Derive an equation for the total pressure at a depth ‘h’ below the liquid surface.
In order to understand the increase in pressure with depth below the water surface, consider a water sample of cross-sectional area in the form of a cylinder. Let h1 and h2 be the depths from the air-water interface to level 1 and level 2 of the cylinder, respectively. Let F1 be the force acting downwards on level 1 and F2 be the force acting upwards on level 2, such that, F1 = P1 A and F2 = P2A. Let us assume the mass of the sample to be m and under equilibrium condition, the total upward force (F2) is balanced by the total downward force (F1 + mg), in other words, the gravitational force will act downward which is being exactly balanced by the difference between the force F2 – F1.
F2 – F1 = mg …… (1)
where m is the mass of the water available in the sample element. Let ρ be the density of the water then, the mass of water available in the sample element is
m = ρV = ρA (h2 – h1)
V = A (h2 – h1)
Hence, gravitational force, FG = ρA (h2 – h1) g
On substituting the W value in equation (1)
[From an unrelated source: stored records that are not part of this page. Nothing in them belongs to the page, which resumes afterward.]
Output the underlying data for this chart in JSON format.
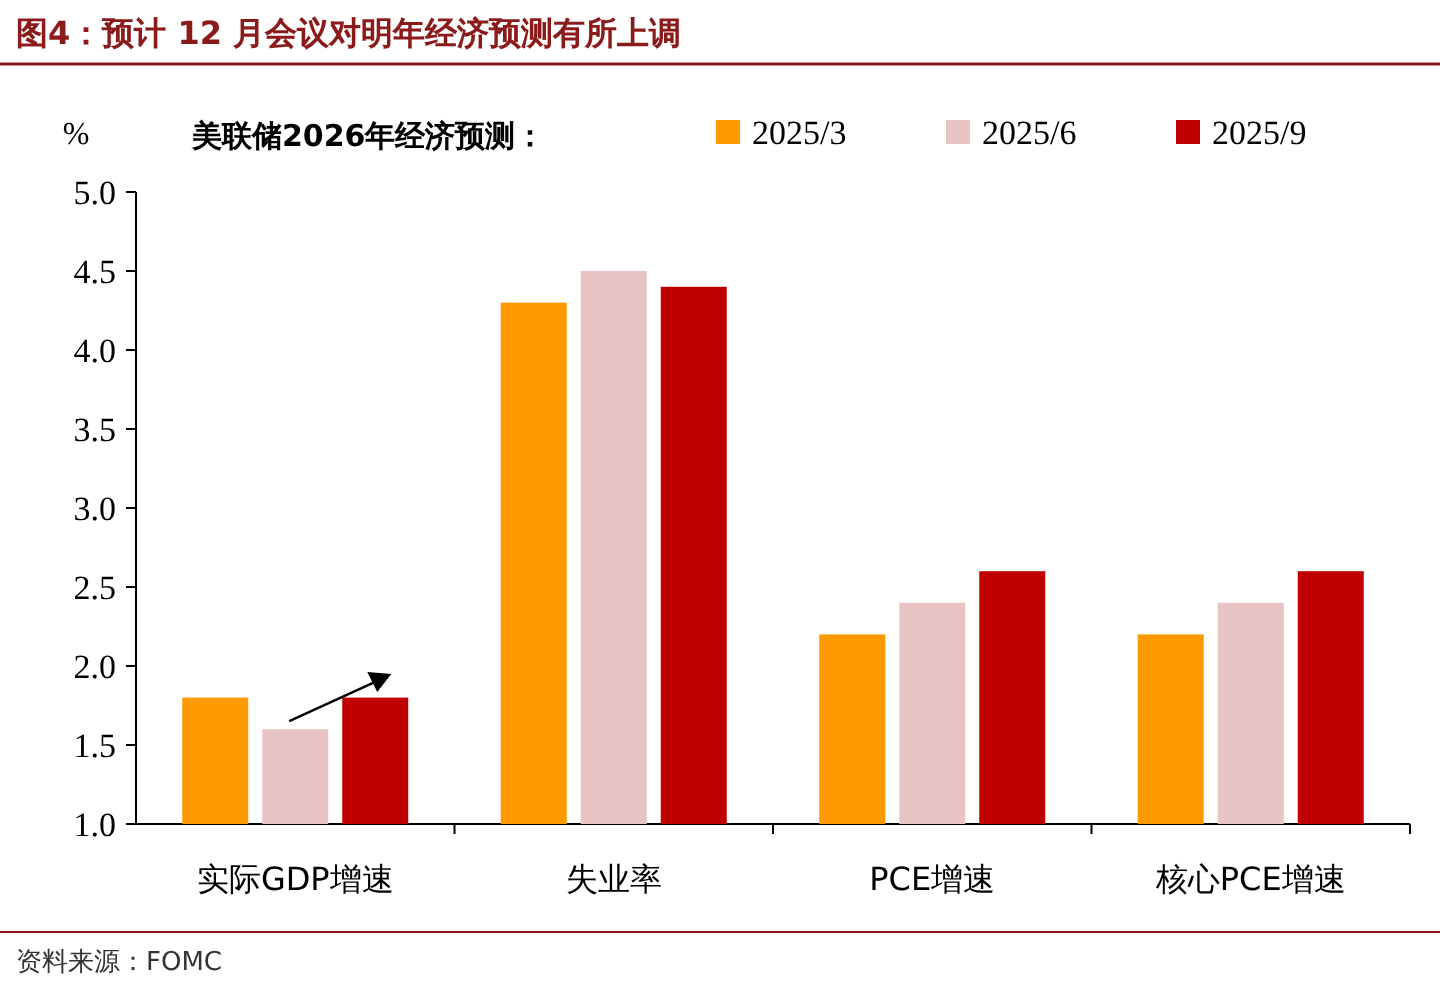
{
  "chart_data": {
    "type": "bar",
    "title": "图4：预计 12 月会议对明年经济预测有所上调",
    "subtitle": "美联储2026年经济预测：",
    "ylabel": "%",
    "categories": [
      "实际GDP增速",
      "失业率",
      "PCE增速",
      "核心PCE增速"
    ],
    "series": [
      {
        "name": "2025/3",
        "color": "#ff9900",
        "values": [
          1.8,
          4.3,
          2.2,
          2.2
        ]
      },
      {
        "name": "2025/6",
        "color": "#e8c4c4",
        "values": [
          1.6,
          4.5,
          2.4,
          2.4
        ]
      },
      {
        "name": "2025/9",
        "color": "#c00000",
        "values": [
          1.8,
          4.4,
          2.6,
          2.6
        ]
      }
    ],
    "ylim": [
      1,
      5
    ],
    "yticks": [
      {
        "value": 1,
        "label": "1.0"
      },
      {
        "value": 1.5,
        "label": "1.5"
      },
      {
        "value": 2,
        "label": "2.0"
      },
      {
        "value": 2.5,
        "label": "2.5"
      },
      {
        "value": 3,
        "label": "3.0"
      },
      {
        "value": 3.5,
        "label": "3.5"
      },
      {
        "value": 4,
        "label": "4.0"
      },
      {
        "value": 4.5,
        "label": "4.5"
      },
      {
        "value": 5,
        "label": "5.0"
      }
    ],
    "legend": "top right",
    "grid": false,
    "annotations": [
      "资料来源：FOMC"
    ]
  }
}
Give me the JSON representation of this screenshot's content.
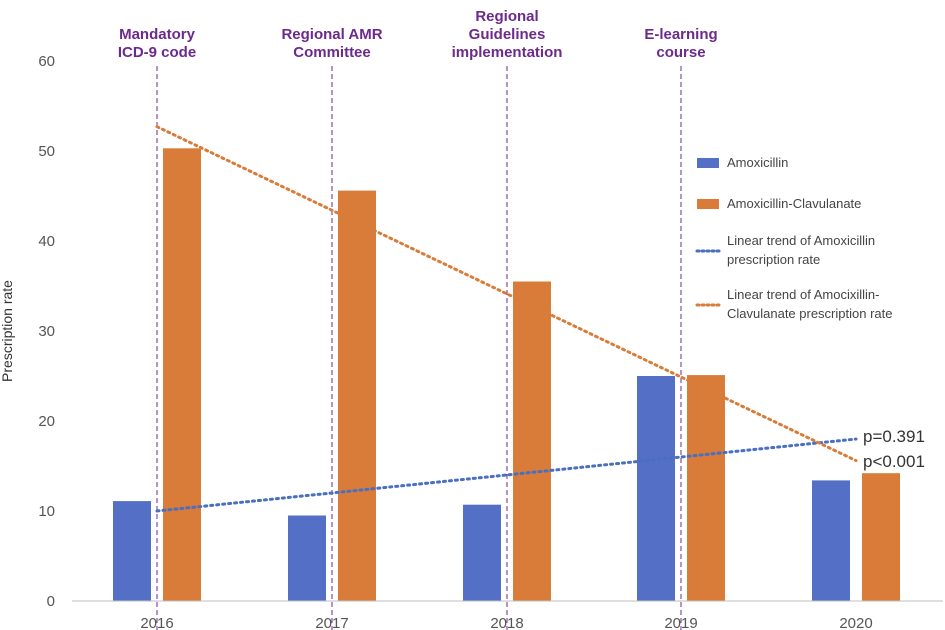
{
  "chart_data": {
    "type": "bar",
    "categories": [
      "2016",
      "2017",
      "2018",
      "2019",
      "2020"
    ],
    "series": [
      {
        "name": "Amoxicillin",
        "color": "#5470c6",
        "values": [
          11.1,
          9.5,
          10.7,
          25.0,
          13.4
        ]
      },
      {
        "name": "Amoxicillin-Clavulanate",
        "color": "#d97c3a",
        "values": [
          50.3,
          45.6,
          35.5,
          25.1,
          14.2
        ]
      }
    ],
    "trends": [
      {
        "name": "Linear trend of Amoxicillin prescription rate",
        "line1": "Linear trend of Amoxicillin",
        "line2": "prescription rate",
        "color": "#4a6fbf",
        "start": 10.0,
        "end": 18.0,
        "pvalue": "p=0.391"
      },
      {
        "name": "Linear trend of Amocixillin-Clavulanate prescription rate",
        "line1": "Linear trend of Amocixillin-",
        "line2": "Clavulanate prescription rate",
        "color": "#d97c3a",
        "start": 52.7,
        "end": 15.6,
        "pvalue": "p<0.001"
      }
    ],
    "events": [
      {
        "category": "2016",
        "lines": [
          "Mandatory",
          "ICD-9 code"
        ]
      },
      {
        "category": "2017",
        "lines": [
          "Regional AMR",
          "Committee"
        ]
      },
      {
        "category": "2018",
        "lines": [
          "Regional",
          "Guidelines",
          "implementation"
        ]
      },
      {
        "category": "2019",
        "lines": [
          "E-learning",
          "course"
        ]
      }
    ],
    "title": "",
    "xlabel": "",
    "ylabel": "Prescription rate",
    "ylim": [
      0,
      60
    ],
    "yticks": [
      0,
      10,
      20,
      30,
      40,
      50,
      60
    ],
    "event_color": "#6b2a8c",
    "grid": false,
    "legend": "right"
  }
}
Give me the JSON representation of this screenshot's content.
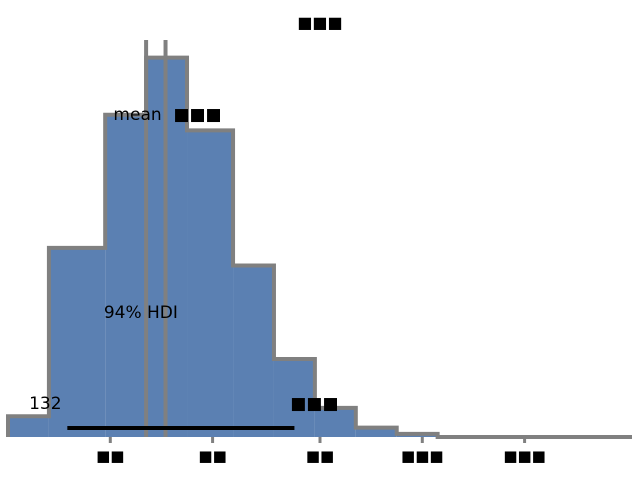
{
  "chart_data": {
    "type": "bar",
    "title": "■■■",
    "bar_color": "#5b80b2",
    "edge_color": "#808080",
    "bins": [
      {
        "x0": -1.35,
        "x1": -0.95,
        "height": 0.2
      },
      {
        "x0": -0.95,
        "x1": -0.4,
        "height": 1.82
      },
      {
        "x0": -0.4,
        "x1": 0.0,
        "height": 3.1
      },
      {
        "x0": 0.0,
        "x1": 0.4,
        "height": 3.65
      },
      {
        "x0": 0.4,
        "x1": 0.85,
        "height": 2.95
      },
      {
        "x0": 0.85,
        "x1": 1.25,
        "height": 1.65
      },
      {
        "x0": 1.25,
        "x1": 1.65,
        "height": 0.75
      },
      {
        "x0": 1.65,
        "x1": 2.05,
        "height": 0.28
      },
      {
        "x0": 2.05,
        "x1": 2.45,
        "height": 0.09
      },
      {
        "x0": 2.45,
        "x1": 2.85,
        "height": 0.03
      },
      {
        "x0": 2.85,
        "x1": 4.75,
        "height": 0.0
      }
    ],
    "xlim": [
      -1.35,
      4.75
    ],
    "ylim": [
      0,
      3.8
    ],
    "x_ticks": [
      -0.35,
      0.65,
      1.7,
      2.7,
      3.7
    ],
    "x_tick_labels": [
      "■■",
      "■■",
      "■■",
      "■■■",
      "■■■"
    ],
    "mean": 0.19,
    "mean_label": "mean",
    "mean_value_label": "■■■",
    "reference_line": 0.0,
    "hdi": {
      "low": -0.77,
      "high": 1.45,
      "label": "94% HDI"
    },
    "hdi_low_label": "132",
    "hdi_high_label": "■■■"
  }
}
F2 = F1 + mg ⇒ P2A = P1A + ρA (h2 – h1) g
Cancelling out A on both sides,
Sample of water with base area A in a static fluid with its forces in equilibrium
P2 = P1 + ρ(h2 – h1) g .........…(2)
The pressure (P) at a depth (h) below the water surface
If we choose level 1 at the surface of the liquid (i.e., air-water interface) and level 2 at a depth ‘h’ below the surface, then the value of h1 becomes zero (h1 = 0) and in turn, P1 assumes the value of atmospheric pressure (say Pa). In addition, the pressure (P2) at a depth becomes P.
Substituting these values in the equation, we get
P = Pa + ρgh …… (3)
which means, the pressure at a depth h is greater than the pressure on the surface of the liquid, where Pa is the atmospheric pressure which is equal to 1.013 × 105 Pa.
If the atmospheric pressure is neglected or ignored then
P = ρgh ….. (4)
for a given liquid, ρ is fixed and g is also constant, then the pressure due to the fluid column is directly proportional to vertical distance or height of the fluid column. This implies the height of the fluid column is more important to decide the pressure and not the cross-sectional or base area or even the shape of the container.
Illustration of hydrostatic parodox
Let us consider three vessels of different shapes A, B and C as shown in the figure. These vessels are connected at the bottom by a horizontal pipe. When they are filled with a liquid (say water), it occupies the same level even though the vessels hold different amounts of water. It is true because the liquid at the bottom of each section of the vessel experiences the same pressure.